16 November 2005

Stealing Fire from Prometheus

At A Photon in the Darkness, Prometheus has posted on legal, ethical, and practical issues arising from the decision of the Kansas State Board of Education to redefine “science” in a way that allows inclusion of supernatural influences (such as the hypothetical Intelligent Designer) in K-12 science classes. One section particularly caught my eye.

Another part of the ethical problem is the ethics of teachers lying to children. Even if the actual classroom teachers "believe" in "Intelligent Design", there are teachers or administrators somewhere in the system who know that it is a lie to tell children that "Intelligent Design" is in any way a scientific "theory", let alone one comparable in support or predictive power to evolution.
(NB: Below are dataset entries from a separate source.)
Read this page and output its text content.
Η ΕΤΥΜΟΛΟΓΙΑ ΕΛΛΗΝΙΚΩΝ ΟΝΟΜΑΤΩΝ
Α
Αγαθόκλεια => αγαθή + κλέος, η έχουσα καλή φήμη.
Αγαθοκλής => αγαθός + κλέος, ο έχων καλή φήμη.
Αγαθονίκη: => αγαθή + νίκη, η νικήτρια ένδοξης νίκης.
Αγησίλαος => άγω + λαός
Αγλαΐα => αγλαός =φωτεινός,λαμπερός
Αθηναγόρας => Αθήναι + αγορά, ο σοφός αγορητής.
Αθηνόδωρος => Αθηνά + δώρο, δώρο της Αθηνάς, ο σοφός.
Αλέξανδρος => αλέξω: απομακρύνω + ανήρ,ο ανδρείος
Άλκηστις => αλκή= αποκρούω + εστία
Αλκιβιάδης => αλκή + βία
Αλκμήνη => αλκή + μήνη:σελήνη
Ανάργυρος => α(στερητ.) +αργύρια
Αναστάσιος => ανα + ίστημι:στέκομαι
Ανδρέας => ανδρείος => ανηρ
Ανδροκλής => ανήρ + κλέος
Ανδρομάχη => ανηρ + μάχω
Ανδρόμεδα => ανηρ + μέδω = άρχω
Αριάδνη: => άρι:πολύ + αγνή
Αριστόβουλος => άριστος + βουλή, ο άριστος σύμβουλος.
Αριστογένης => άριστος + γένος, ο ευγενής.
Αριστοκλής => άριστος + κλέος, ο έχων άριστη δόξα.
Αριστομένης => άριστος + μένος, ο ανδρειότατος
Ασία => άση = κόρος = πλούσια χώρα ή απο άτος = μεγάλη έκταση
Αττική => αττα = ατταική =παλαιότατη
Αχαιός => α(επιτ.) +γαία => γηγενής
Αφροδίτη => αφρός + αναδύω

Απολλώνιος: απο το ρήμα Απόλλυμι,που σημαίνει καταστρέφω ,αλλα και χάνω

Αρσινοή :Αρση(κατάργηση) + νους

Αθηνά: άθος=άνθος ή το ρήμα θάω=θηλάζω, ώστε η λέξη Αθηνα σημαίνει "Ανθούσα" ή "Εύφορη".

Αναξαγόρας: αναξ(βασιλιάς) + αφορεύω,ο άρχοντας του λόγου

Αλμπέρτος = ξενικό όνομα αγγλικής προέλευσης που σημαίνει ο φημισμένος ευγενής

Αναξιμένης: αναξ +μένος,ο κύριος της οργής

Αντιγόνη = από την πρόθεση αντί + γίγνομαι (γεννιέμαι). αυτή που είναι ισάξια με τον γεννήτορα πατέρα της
And lying to children isn't just an abstract issue of ethics. Once they find out that they've been lied to (and they will find out - ask any parent), children are not as forgiving as adults. Adults expect to be lied to; children still manage to be shocked and offended by it - that's one of the things that marks them as children. Once they find out that they've been lied to about "Intelligent Design", they will doubt everything else their teachers (and parents) have taught them. This is a process that currently occurs somewhere in the latter years of college (we hope) - do we really want to see this happening in secondary school?


I have made this argument myself, focusing on the fact that, when we teach concepts like evolution in such classes, we are implicitly saying that this is the explanation accepted by most scientists working in the field. Thus, “merely” teaching that there is a body of evidence that conflicts with standard evolutionary theory – as used to justify “teaching the controversy” – would be lying to the kids. Most (indeed, nearly all) scientists working in the field would not say that such a body of evidence exists.

This “mainstream” presumption is hardly unique to K-12 science. It holds in all courses – history, literature, etc. What is unique about the Kansas case, of course, is the decision to mandate that all science teachers must lie.